The question is: how can a program degrade its performance to save energy? The answer is application-specific. For instance, a video player that normally plays video in full color at 30 frames/sec could save energy by abandoning the color information and displaying the video in black and white. Another form of degradation is to reduce the frame rate, which leads to flicker and gives the movie a jerky quality. Still another form of degradation is to reduce the number of pixels in both directions, either by lowering the spatial resolution or making the displayed image smaller. Measures of this type saved about 30% of the energy.

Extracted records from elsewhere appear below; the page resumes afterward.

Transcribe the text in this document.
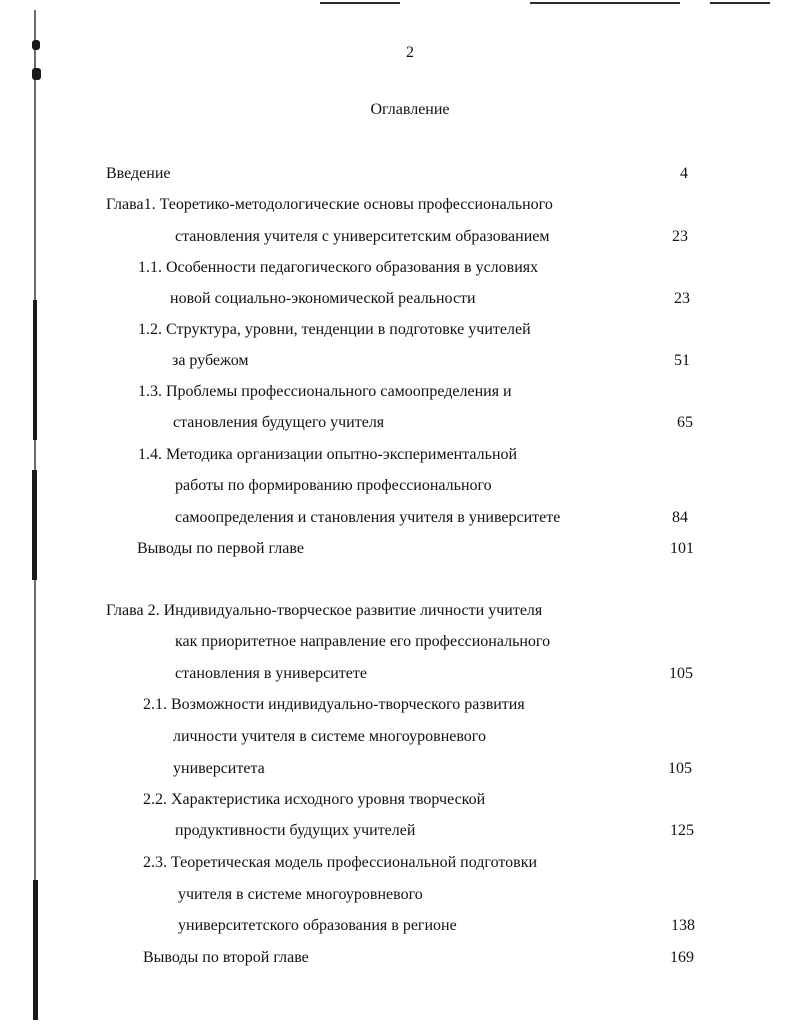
2
Оглавление
Введение	4
Глава1. Теоретико-методологические основы профессионального
становления учителя с университетским образованием	23
1.1. Особенности педагогического образования в условиях
новой социально-экономической реальности	23
1.2. Структура, уровни, тенденции в подготовке учителей
за рубежом	51
1.3. Проблемы профессионального самоопределения и
становления будущего учителя	65
1.4. Методика организации опытно-экспериментальной
работы по формированию профессионального
самоопределения и становления учителя в университете	84
Выводы по первой главе	101
Глава 2. Индивидуально-творческое развитие личности учителя
как приоритетное направление его профессионального
становления в университете	105
2.1. Возможности индивидуально-творческого развития
личности учителя в системе многоуровневого
университета	105
2.2. Характеристика исходного уровня творческой
продуктивности будущих учителей	125
2.3. Теоретическая модель профессиональной подготовки
учителя в системе многоуровневого
университетского образования в регионе	138
Выводы по второй главе	169
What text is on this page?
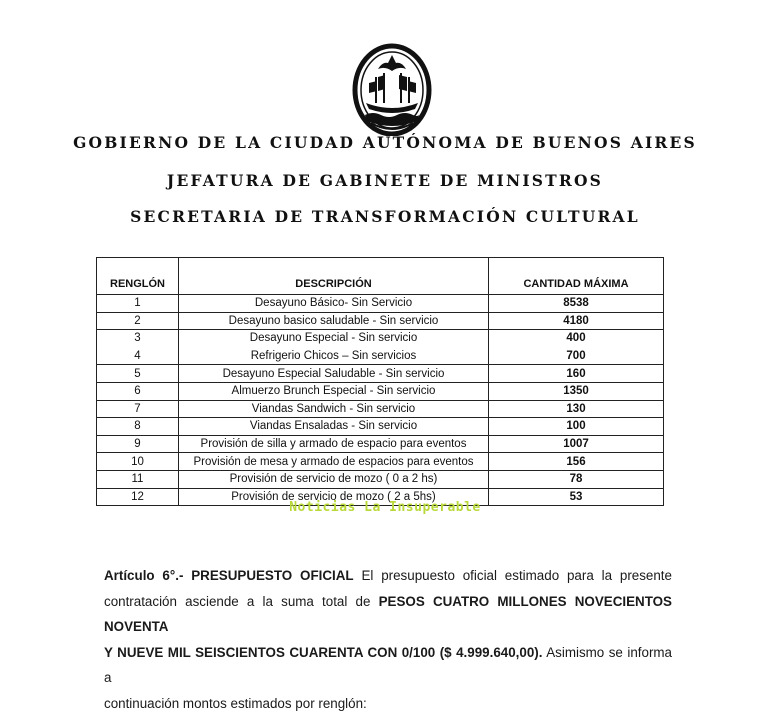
GOBIERNO DE LA CIUDAD AUTÓNOMA DE BUENOS AIRES
JEFATURA DE GABINETE DE MINISTROS
SECRETARIA DE TRANSFORMACIÓN CULTURAL
RENGLÓN	DESCRIPCIÓN	CANTIDAD MÁXIMA
1	Desayuno Básico- Sin Servicio	8538
2	Desayuno basico saludable - Sin servicio	4180
3	Desayuno Especial - Sin servicio	400
4	Refrigerio Chicos – Sin servicios	700
5	Desayuno Especial Saludable - Sin servicio	160
6	Almuerzo Brunch Especial - Sin servicio	1350
7	Viandas Sandwich - Sin servicio	130
8	Viandas Ensaladas - Sin servicio	100
9	Provisión de silla y armado de espacio para eventos	1007
10	Provisión de mesa y armado de espacios para eventos	156
11	Provisión de servicio de mozo ( 0 a 2 hs)	78
12	Provisión de servicio de mozo ( 2 a 5hs)	53
Noticias La Insuperable
Artículo 6°.- PRESUPUESTO OFICIAL El presupuesto oficial estimado para la presente
contratación asciende a la suma total de PESOS CUATRO MILLONES NOVECIENTOS NOVENTA
Y NUEVE MIL SEISCIENTOS CUARENTA CON 0/100 ($ 4.999.640,00). Asimismo se informa a
continuación montos estimados por renglón:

Another solution is to alternate between local and remote processing. For instance, we may save power by pushing a computationally expensive operation to the cloud rather than executing it on, say, a smartphone. Whether this is a good idea is a tradeoff between the cost of executing things locally versus the energy cost of operating the radio. Of course, other considerations such as performance (will the delay go up?), security (do we trust the cloud with our computation?), and reliability (what if we do not have connectivity?) also play a role.
There are many other things that applications could do. Of course, they generally mean that the application must be designed with power management in mind. Doing do is especially interesting for battery-powered devices, where accepting some quality degradation means that the user can run longer on a given battery.